There exist many historical fonts crafted by amateurs using questionable techniques like:
- misusing code points (e.g. \$ for longs)
- precomposed ligature glyphs with code points in the PUA (not following the MUFI standard)
- names not always following best practises
- no feature rules
- overdone, problematic feature rules (e.g. orthography for longs with all irregularities, but it is not possible to render a single longs between spaces)
- not supporting base character + combining as preferred Unicode encoding, where Unicode has no precomposed code point (e.g. [AOUaou] + combining e above.
- normalise code points (for PUA use MUFI)
- normalise names of characters and variants
- support ZWJ and ZWNJ for explicit control of ligatures, parallel to hlig
- similar for fractions
- remove orthographic rules, resp. exchange all ligature and substitution rules by a basic standardised rule set
Main purpose is the training of OCR systems.
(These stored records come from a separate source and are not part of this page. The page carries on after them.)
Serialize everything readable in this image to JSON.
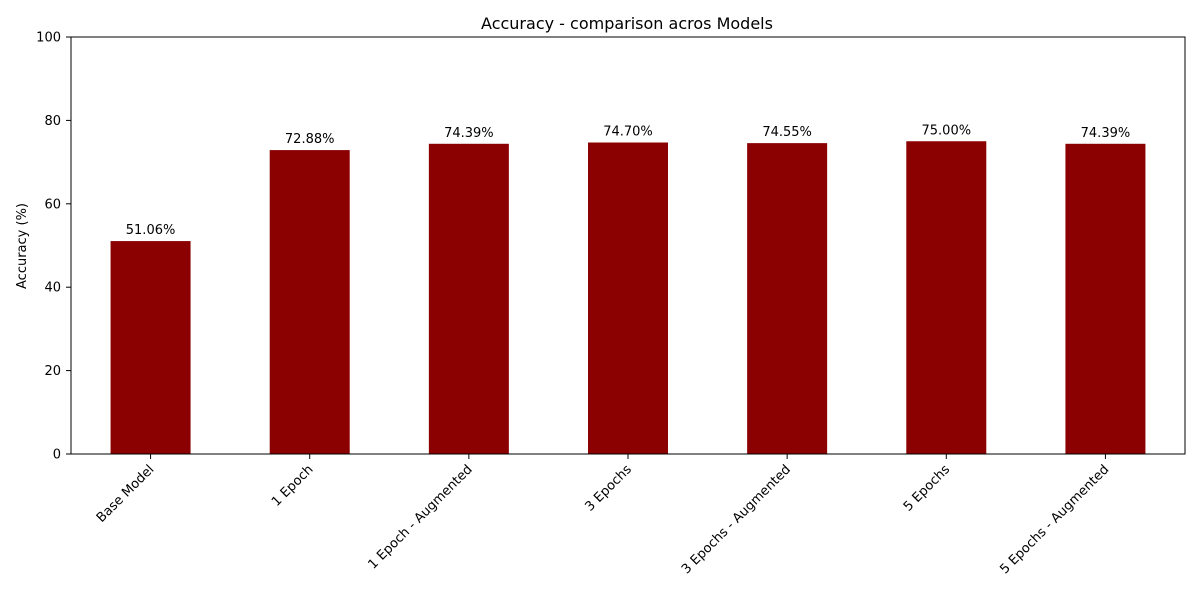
{
  "chart_data": {
    "type": "bar",
    "title": "Accuracy - comparison acros Models",
    "xlabel": "",
    "ylabel": "Accuracy (%)",
    "categories": [
      "Base Model",
      "1 Epoch",
      "1 Epoch - Augmented",
      "3 Epochs",
      "3 Epochs - Augmented",
      "5 Epochs",
      "5 Epochs - Augmented"
    ],
    "values": [
      51.06,
      72.88,
      74.39,
      74.7,
      74.55,
      75.0,
      74.39
    ],
    "value_labels": [
      "51.06%",
      "72.88%",
      "74.39%",
      "74.70%",
      "74.55%",
      "75.00%",
      "74.39%"
    ],
    "ylim": [
      0,
      100
    ],
    "yticks": [
      0,
      20,
      40,
      60,
      80,
      100
    ],
    "grid": false,
    "legend": "none",
    "bar_color": "#8b0000"
  }
}
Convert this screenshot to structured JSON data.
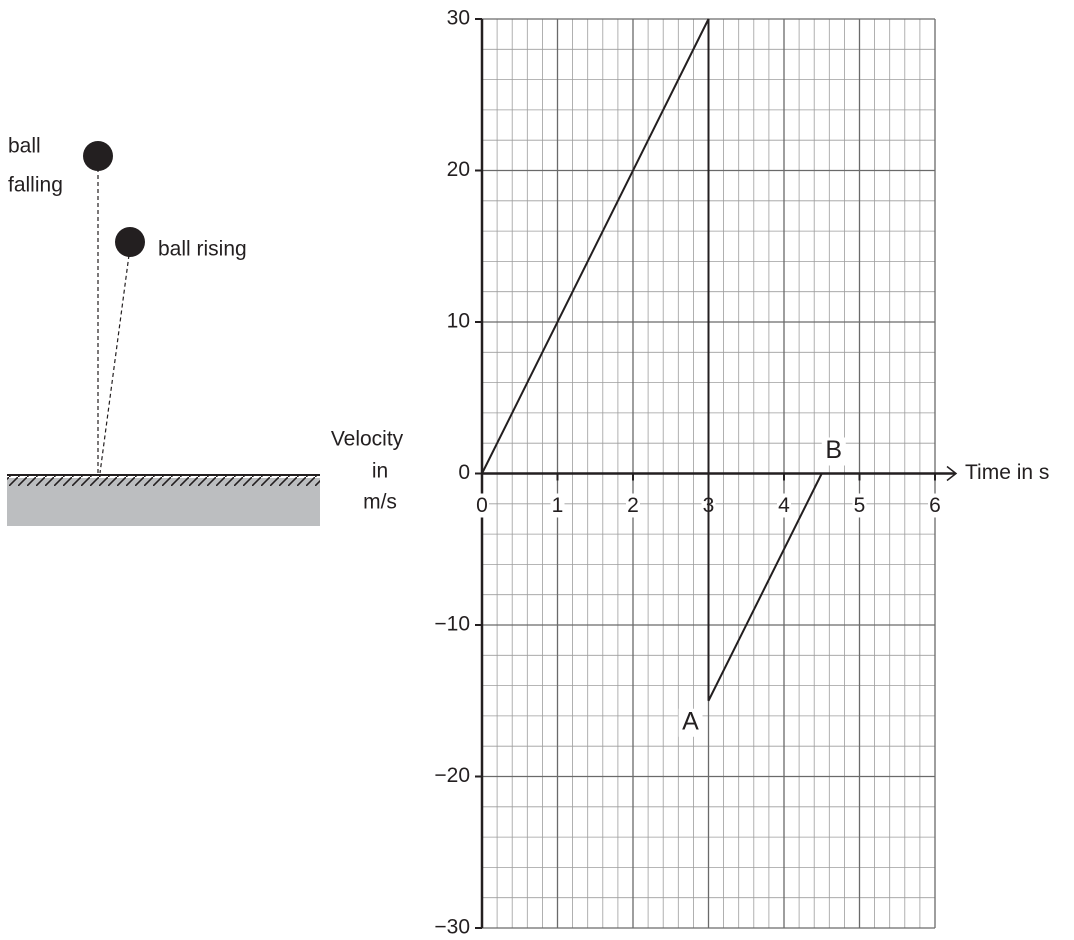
{
  "diagram": {
    "falling_label": [
      "ball",
      "falling"
    ],
    "rising_label": "ball rising"
  },
  "chart_data": {
    "type": "line",
    "x_label": "Time in s",
    "y_label": [
      "Velocity",
      "in",
      "m/s"
    ],
    "x": [
      0,
      3,
      3,
      4.5
    ],
    "values": [
      0,
      30,
      -15,
      0
    ],
    "point_labels": [
      null,
      null,
      "A",
      "B"
    ],
    "color": "#231f20",
    "xlim": [
      0,
      6
    ],
    "ylim": [
      -30,
      30
    ],
    "xticks": [
      0,
      1,
      2,
      3,
      4,
      5,
      6
    ],
    "yticks": [
      {
        "value": -30,
        "label": "−30"
      },
      {
        "value": -20,
        "label": "−20"
      },
      {
        "value": -10,
        "label": "−10"
      },
      0,
      10,
      20,
      30
    ],
    "grid": true
  }
}
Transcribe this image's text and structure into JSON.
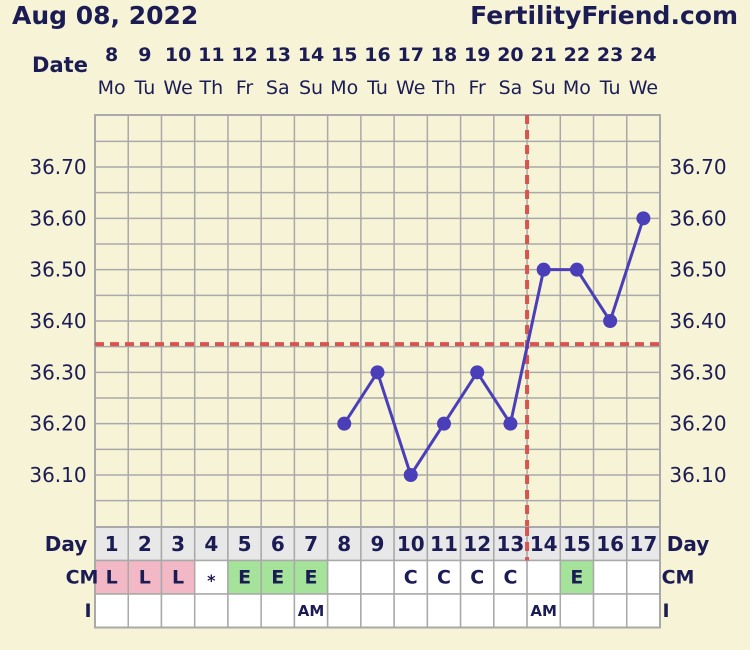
{
  "header": {
    "date": "Aug 08, 2022",
    "brand": "FertilityFriend.com"
  },
  "labels": {
    "date": "Date",
    "day": "Day",
    "cm": "CM",
    "i": "I"
  },
  "colors": {
    "background": "#f6f3d6",
    "grid": "#a9a9a9",
    "line": "#4a3fb8",
    "coverline": "#d9534f",
    "text": "#1c1c55",
    "cm_pink": "#f2b8c6",
    "cm_green": "#a6e39a",
    "day_row": "#e8e8e8",
    "cell_white": "#ffffff"
  },
  "chart_data": {
    "type": "line",
    "dates": [
      "8",
      "9",
      "10",
      "11",
      "12",
      "13",
      "14",
      "15",
      "16",
      "17",
      "18",
      "19",
      "20",
      "21",
      "22",
      "23",
      "24"
    ],
    "weekdays": [
      "Mo",
      "Tu",
      "We",
      "Th",
      "Fr",
      "Sa",
      "Su",
      "Mo",
      "Tu",
      "We",
      "Th",
      "Fr",
      "Sa",
      "Su",
      "Mo",
      "Tu",
      "We"
    ],
    "cycle_days": [
      "1",
      "2",
      "3",
      "4",
      "5",
      "6",
      "7",
      "8",
      "9",
      "10",
      "11",
      "12",
      "13",
      "14",
      "15",
      "16",
      "17"
    ],
    "temperatures": [
      null,
      null,
      null,
      null,
      null,
      null,
      null,
      36.2,
      36.3,
      36.1,
      36.2,
      36.3,
      36.2,
      36.5,
      36.5,
      36.4,
      36.6
    ],
    "y_ticks": [
      "36.70",
      "36.60",
      "36.50",
      "36.40",
      "36.30",
      "36.20",
      "36.10"
    ],
    "ylim": [
      36.0,
      36.8
    ],
    "coverline": 36.355,
    "ovulation_after_day": 13,
    "cm": [
      "L",
      "L",
      "L",
      "*",
      "E",
      "E",
      "E",
      "",
      "",
      "C",
      "C",
      "C",
      "C",
      "",
      "E",
      "",
      ""
    ],
    "i": [
      "",
      "",
      "",
      "",
      "",
      "",
      "AM",
      "",
      "",
      "",
      "",
      "",
      "",
      "AM",
      "",
      "",
      ""
    ],
    "grid": true
  }
}
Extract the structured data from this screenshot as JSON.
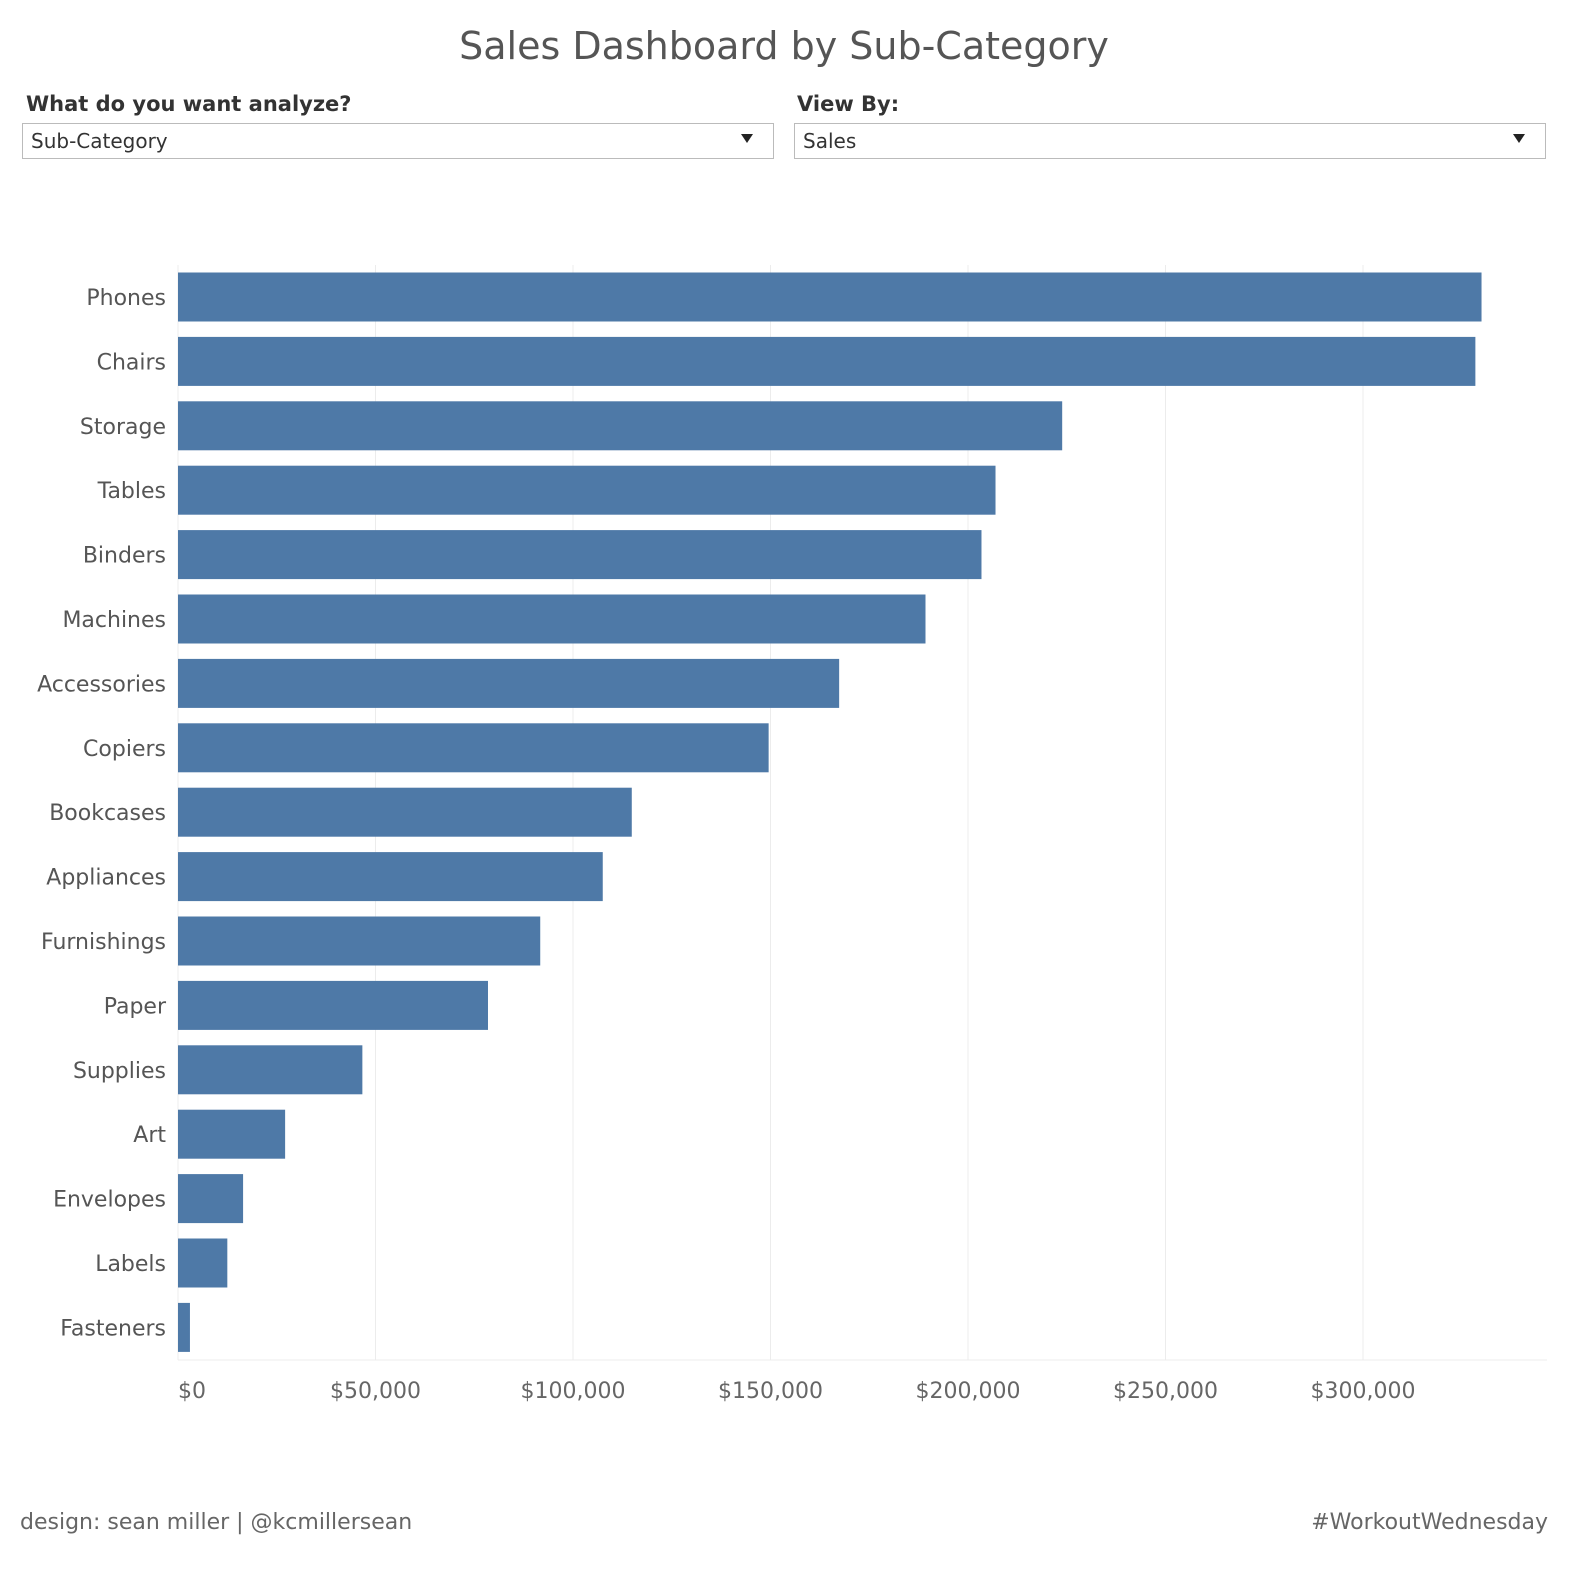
{
  "title": "Sales Dashboard by Sub-Category",
  "filters": {
    "analyze": {
      "label": "What do you want analyze?",
      "value": "Sub-Category"
    },
    "view_by": {
      "label": "View By:",
      "value": "Sales"
    }
  },
  "chart_data": {
    "type": "bar",
    "orientation": "horizontal",
    "categories": [
      "Phones",
      "Chairs",
      "Storage",
      "Tables",
      "Binders",
      "Machines",
      "Accessories",
      "Copiers",
      "Bookcases",
      "Appliances",
      "Furnishings",
      "Paper",
      "Supplies",
      "Art",
      "Envelopes",
      "Labels",
      "Fasteners"
    ],
    "values": [
      330007,
      328449,
      223844,
      206966,
      203413,
      189239,
      167380,
      149528,
      114880,
      107532,
      91705,
      78479,
      46674,
      27119,
      16476,
      12486,
      3024
    ],
    "xlabel": "",
    "ylabel": "",
    "xlim": [
      0,
      347000
    ],
    "ticks": [
      0,
      50000,
      100000,
      150000,
      200000,
      250000,
      300000
    ],
    "tick_labels": [
      "$0",
      "$50,000",
      "$100,000",
      "$150,000",
      "$200,000",
      "$250,000",
      "$300,000"
    ],
    "grid": true,
    "color": "#4e79a7"
  },
  "footer": {
    "left": "design: sean miller | @kcmillersean",
    "right": "#WorkoutWednesday"
  }
}
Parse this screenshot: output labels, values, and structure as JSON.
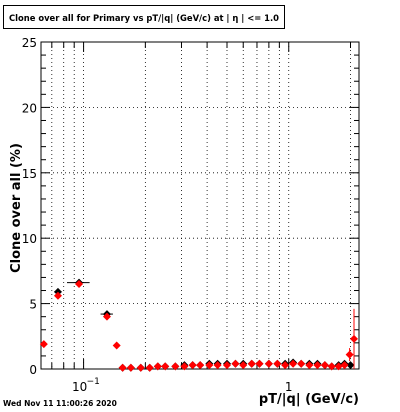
{
  "title": "Clone  over all for Primary vs pT/|q| (GeV/c) at |  η | <= 1.0",
  "footer": "Wed Nov 11 11:00:26 2020",
  "chart_data": {
    "type": "scatter",
    "title": "Clone  over all for Primary vs pT/|q| (GeV/c) at |  η | <= 1.0",
    "xlabel": "pT/|q| (GeV/c)",
    "ylabel": "Clone  over all (%)",
    "x_scale": "log",
    "xlim": [
      0.062,
      2.2
    ],
    "ylim": [
      0,
      25
    ],
    "x_tick_labels": [
      {
        "value": 0.1,
        "label": "10",
        "exp": "−1"
      },
      {
        "value": 1,
        "label": "1"
      }
    ],
    "y_ticks": [
      0,
      5,
      10,
      15,
      20,
      25
    ],
    "grid": true,
    "colors": {
      "series_black": "#000000",
      "series_red": "#ff0000",
      "grid": "#000000"
    },
    "series": [
      {
        "color": "#000000",
        "marker": "diamond",
        "points": [
          {
            "x": 0.075,
            "y": 5.9,
            "xerr": 0.003
          },
          {
            "x": 0.095,
            "y": 6.6,
            "xerr": 0.012
          },
          {
            "x": 0.13,
            "y": 4.2,
            "xerr": 0.009
          },
          {
            "x": 0.155,
            "y": 0.1
          },
          {
            "x": 0.17,
            "y": 0.1
          },
          {
            "x": 0.19,
            "y": 0.1
          },
          {
            "x": 0.21,
            "y": 0.1
          },
          {
            "x": 0.23,
            "y": 0.2
          },
          {
            "x": 0.25,
            "y": 0.2
          },
          {
            "x": 0.28,
            "y": 0.2
          },
          {
            "x": 0.31,
            "y": 0.3
          },
          {
            "x": 0.34,
            "y": 0.3
          },
          {
            "x": 0.37,
            "y": 0.3
          },
          {
            "x": 0.41,
            "y": 0.4
          },
          {
            "x": 0.45,
            "y": 0.4
          },
          {
            "x": 0.5,
            "y": 0.4
          },
          {
            "x": 0.55,
            "y": 0.4
          },
          {
            "x": 0.6,
            "y": 0.4
          },
          {
            "x": 0.66,
            "y": 0.4
          },
          {
            "x": 0.72,
            "y": 0.4
          },
          {
            "x": 0.8,
            "y": 0.4
          },
          {
            "x": 0.88,
            "y": 0.4
          },
          {
            "x": 0.96,
            "y": 0.4
          },
          {
            "x": 1.05,
            "y": 0.5
          },
          {
            "x": 1.15,
            "y": 0.4
          },
          {
            "x": 1.26,
            "y": 0.4
          },
          {
            "x": 1.38,
            "y": 0.4
          },
          {
            "x": 1.5,
            "y": 0.3
          },
          {
            "x": 1.62,
            "y": 0.2
          },
          {
            "x": 1.75,
            "y": 0.3
          },
          {
            "x": 1.87,
            "y": 0.4
          },
          {
            "x": 2.0,
            "y": 0.3
          }
        ]
      },
      {
        "color": "#ff0000",
        "marker": "diamond",
        "points": [
          {
            "x": 0.064,
            "y": 1.9
          },
          {
            "x": 0.075,
            "y": 5.6
          },
          {
            "x": 0.095,
            "y": 6.5
          },
          {
            "x": 0.13,
            "y": 4.0
          },
          {
            "x": 0.145,
            "y": 1.8
          },
          {
            "x": 0.155,
            "y": 0.1
          },
          {
            "x": 0.17,
            "y": 0.1
          },
          {
            "x": 0.19,
            "y": 0.1
          },
          {
            "x": 0.21,
            "y": 0.1
          },
          {
            "x": 0.23,
            "y": 0.2
          },
          {
            "x": 0.25,
            "y": 0.2
          },
          {
            "x": 0.28,
            "y": 0.2
          },
          {
            "x": 0.31,
            "y": 0.2
          },
          {
            "x": 0.34,
            "y": 0.3
          },
          {
            "x": 0.37,
            "y": 0.3
          },
          {
            "x": 0.41,
            "y": 0.3
          },
          {
            "x": 0.45,
            "y": 0.3
          },
          {
            "x": 0.5,
            "y": 0.3
          },
          {
            "x": 0.55,
            "y": 0.4
          },
          {
            "x": 0.6,
            "y": 0.3
          },
          {
            "x": 0.66,
            "y": 0.4
          },
          {
            "x": 0.72,
            "y": 0.4
          },
          {
            "x": 0.8,
            "y": 0.4
          },
          {
            "x": 0.88,
            "y": 0.4
          },
          {
            "x": 0.96,
            "y": 0.3
          },
          {
            "x": 1.05,
            "y": 0.4
          },
          {
            "x": 1.15,
            "y": 0.4
          },
          {
            "x": 1.26,
            "y": 0.3
          },
          {
            "x": 1.38,
            "y": 0.3
          },
          {
            "x": 1.5,
            "y": 0.3
          },
          {
            "x": 1.62,
            "y": 0.2
          },
          {
            "x": 1.75,
            "y": 0.2
          },
          {
            "x": 1.87,
            "y": 0.3
          },
          {
            "x": 1.98,
            "y": 1.1,
            "yerr": 0.5
          },
          {
            "x": 2.08,
            "y": 2.3,
            "yerr": 2.3
          }
        ]
      }
    ]
  }
}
Perfect quality doesn't matter as the the training files are usually created by rendering sample images from hundreds of fonts for a language/period, and the images are also artificially degraded in variations. Also font identification can be trained to some degree. Reconstructed fonts are always digitised from a specific optical size, e.g. 12 or 16 pt, which are different in Fraktur. The larger the more swashed are capital letters. Often they are reconstructed from a reconstructed cut (late 19th century or Linotype customisation).
My workflow is mostly developed in Perl, which has poor or no support for reading and manipulating OTF files.
But it's easy to work with XML (ttx). It's also easy to render specimens of characters and identify them optically with a relative high accuracy for unidentified glyphs in a font. Some remaining can be done manually.
Planned steps are roughly:
- craft a standard set of rules in fea syntax for historical German
For each font:
- convert to ttx
- normalise code points and glyph names
- render and identify remaining glyphs
- report what's missing for manual solving or accept it
- remove feature rules and apply the standard set
- compile the repaired font
Doesn't mean that this an easy development task done in one day. Some problems with the Python font libraries fonttools
by @Simon Cozens
can be expected as they maybe do not support some corner cases of this use case.